Melatonin enhances chondrogenic differentiation of human mesenchymal stem cells

• Published in: Journal of pineal research Vol. 56; no. 1; pp. 62 - 70
• Main Authors: Gao, Wenjie, Lin, Mianlong, Liang, Anjing, Zhang, Liangming, Chen, Changhua, Liang, Guoyan, Xu, Caixia, Peng, Yan, Chen, Chong, Huang, Dongsheng, Su, Peiqiang
• Format: Journal Article
• Language: English
• Published: England Blackwell Publishing Ltd 01.01.2014
• Subjects: Analysis of Variance; Bone (endochondral); bone morphogenetic protein 2; Cell Differentiation - drug effects; Cells, Cultured; Chondrocytes - cytology; Chondrocytes - drug effects; Chondrocytes - metabolism; chondrogenic differentiation; Gene Expression - drug effects; human mesenchymal stem cells; Humans; melatonin; Melatonin - pharmacology; melatonin receptors; Mesenchymal Stromal Cells - cytology; Mesenchymal Stromal Cells - drug effects; Mesenchymal Stromal Cells - metabolism; Real-Time Polymerase Chain Reaction; Receptors, Melatonin - analysis; Receptors, Melatonin - chemistry; Receptors, Melatonin - metabolism; chondrogenic differentiation; bone morphogenetic protein 2; melatonin; melatonin receptors; human mesenchymal stem cells
• ISSN: 0742-3098; 1600-079X
• DOI: 10.1111/jpi.12098

Intramembranous ossification and endochondral ossification are two ways through which bone formation and fracture healing occur. Accumulating amounts of evidence suggests that melatonin affects osteoblast differentiation, but little is known about the effects of melatonin on the process of chondrogenic differentiation. In this study, the effects of melatonin on human mesenchymal stem cells (MSCs) undergoing chondrogenic differentiation were investigated. Cells were induced along chondrogenic differentiation via high‐density micromass culture in chondrogenic medium containing vehicle or 50 nm melatonin. Histological study and quantitative analysis of glycosaminoglycan (GAG) showed induced cartilage tissues to be larger and richer in GAG, collagen type II and collagen type X in the melatonin group than in the untreated controls.
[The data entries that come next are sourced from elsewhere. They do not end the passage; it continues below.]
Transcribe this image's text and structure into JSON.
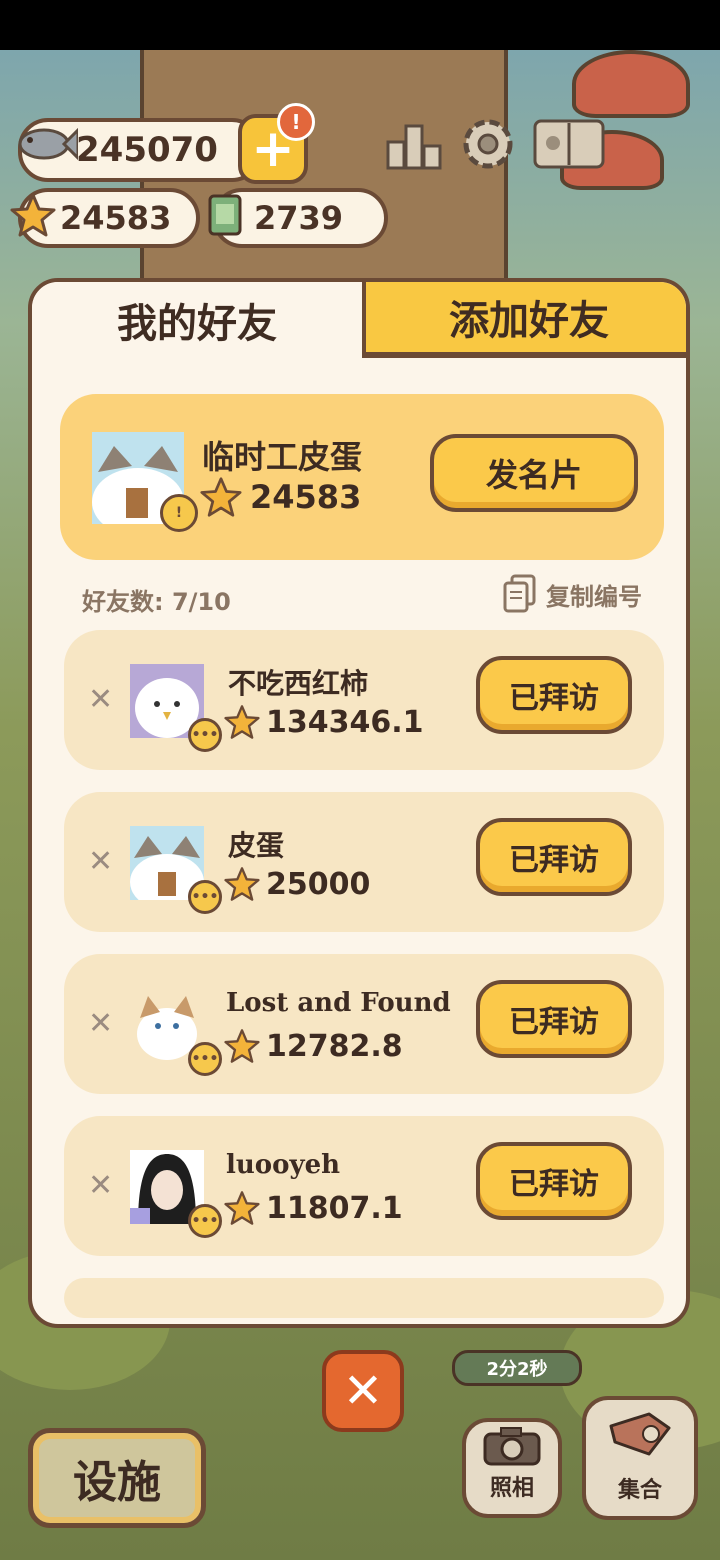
{
  "resources": {
    "fish": "245070",
    "stars": "24583",
    "tickets": "2739",
    "notify": "!"
  },
  "tabs": {
    "my_friends": "我的好友",
    "add_friends": "添加好友"
  },
  "me": {
    "name": "临时工皮蛋",
    "score": "24583",
    "card_button": "发名片"
  },
  "friends_count_label": "好友数: 7/10",
  "copy_id_label": "复制编号",
  "friends": [
    {
      "name": "不吃西红柿",
      "score": "134346.1",
      "button": "已拜访"
    },
    {
      "name": "皮蛋",
      "score": "25000",
      "button": "已拜访"
    },
    {
      "name": "Lost and Found",
      "score": "12782.8",
      "button": "已拜访"
    },
    {
      "name": "luooyeh",
      "score": "11807.1",
      "button": "已拜访"
    }
  ],
  "close_label": "✕",
  "timer": "2分2秒",
  "bottom": {
    "facility": "设施",
    "photo": "照相",
    "gather": "集合"
  },
  "colors": {
    "accent_yellow": "#fbc94a",
    "border_brown": "#6b4a35",
    "panel_cream": "#fcf5ea",
    "close_orange": "#e4682f"
  }
}
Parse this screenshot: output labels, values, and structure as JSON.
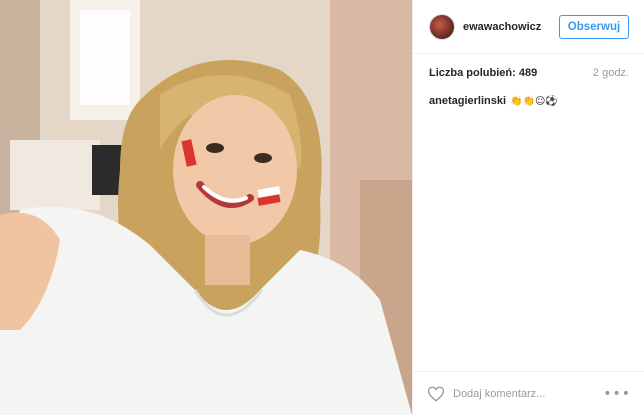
{
  "post": {
    "photo_alt": "",
    "header": {
      "username": "ewawachowicz",
      "follow_label": "Obserwuj"
    },
    "likes_label": "Liczba polubień: 489",
    "time_label": "2 godz.",
    "comments": [
      {
        "user": "anetagierlinski",
        "text": "👏👏☺⚽"
      }
    ],
    "footer": {
      "comment_placeholder": "Dodaj komentarz...",
      "more_label": "•••"
    }
  },
  "colors": {
    "accent": "#3897f0",
    "border": "#efefef",
    "muted": "#999999",
    "text": "#262626"
  },
  "icons": {
    "heart": "heart-outline-icon",
    "more": "more-dots-icon"
  }
}
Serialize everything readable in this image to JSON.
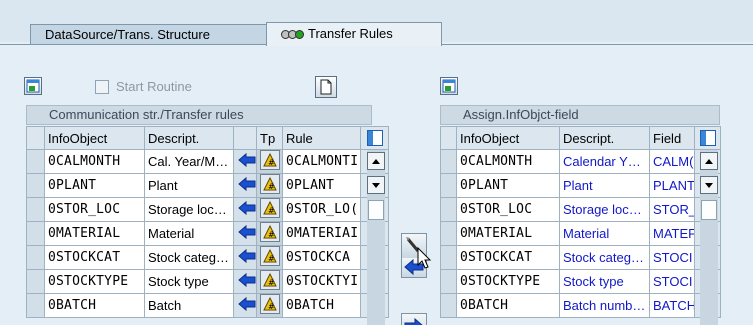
{
  "tabs": [
    {
      "label": "DataSource/Trans. Structure",
      "active": false
    },
    {
      "label": "Transfer Rules",
      "active": true
    }
  ],
  "left": {
    "start_routine_label": "Start Routine",
    "table_title": "Communication str./Transfer rules",
    "columns": [
      "InfoObject",
      "Descript.",
      "Tp",
      "Rule"
    ],
    "rows": [
      {
        "infoobject": "0CALMONTH",
        "descript": "Cal. Year/M…",
        "rule": "0CALMONTI"
      },
      {
        "infoobject": "0PLANT",
        "descript": "Plant",
        "rule": "0PLANT"
      },
      {
        "infoobject": "0STOR_LOC",
        "descript": "Storage loc…",
        "rule": "0STOR_LO("
      },
      {
        "infoobject": "0MATERIAL",
        "descript": "Material",
        "rule": "0MATERIAI"
      },
      {
        "infoobject": "0STOCKCAT",
        "descript": "Stock categ…",
        "rule": "0STOCKCA"
      },
      {
        "infoobject": "0STOCKTYPE",
        "descript": "Stock type",
        "rule": "0STOCKTYI"
      },
      {
        "infoobject": "0BATCH",
        "descript": "Batch",
        "rule": "0BATCH"
      }
    ]
  },
  "right": {
    "table_title": "Assign.InfObjct-field",
    "columns": [
      "InfoObject",
      "Descript.",
      "Field"
    ],
    "rows": [
      {
        "infoobject": "0CALMONTH",
        "descript": "Calendar Y…",
        "field": "CALM("
      },
      {
        "infoobject": "0PLANT",
        "descript": "Plant",
        "field": "PLANT"
      },
      {
        "infoobject": "0STOR_LOC",
        "descript": "Storage loc…",
        "field": "STOR_"
      },
      {
        "infoobject": "0MATERIAL",
        "descript": "Material",
        "field": "MATEF"
      },
      {
        "infoobject": "0STOCKCAT",
        "descript": "Stock categ…",
        "field": "STOCI"
      },
      {
        "infoobject": "0STOCKTYPE",
        "descript": "Stock type",
        "field": "STOCI"
      },
      {
        "infoobject": "0BATCH",
        "descript": "Batch numb…",
        "field": "BATCH"
      }
    ]
  },
  "icons": {
    "tab_status": "traffic-light-icon",
    "arrow_color": "#1a4fd0",
    "tp_icon": "formula-triangle-icon"
  }
}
Real‐time RT‐PCR analysis demonstrated that melatonin treatment significantly up‐regulated the expression of the genes involved in chondrogenic differentiation, including aggrecan (ACAN), collagen type II (COL2A1), collagen type X (COL10A1), SRY (sex‐determining region Y)‐box 9 (SOX9), runt‐related transcription factor 2 (RUNX2) and the potent inducer of chondrogenic differentiation, bone morphogenetic protein 2 (BMP2). And the expression of melatonin membrane receptors (MT) MT1 and MT2 were detected in the chondrogenic‐induced‐MSCs by immunofluorescence staining. Luzindole, a melatonin receptor antagonist, was found to partially block the ability of melatonin to increase the size and GAG synthesis of the induced cartilage tissues, as well as to completely reverse the effect of melatonin on the gene expression of ACAN, COL2A1, COL10A1, SOX9 and BMP2 after 7 days of differentiation. These findings demonstrate that melatonin enhances chondrogenic differentiation of human MSCs at least partially through melatonin receptors.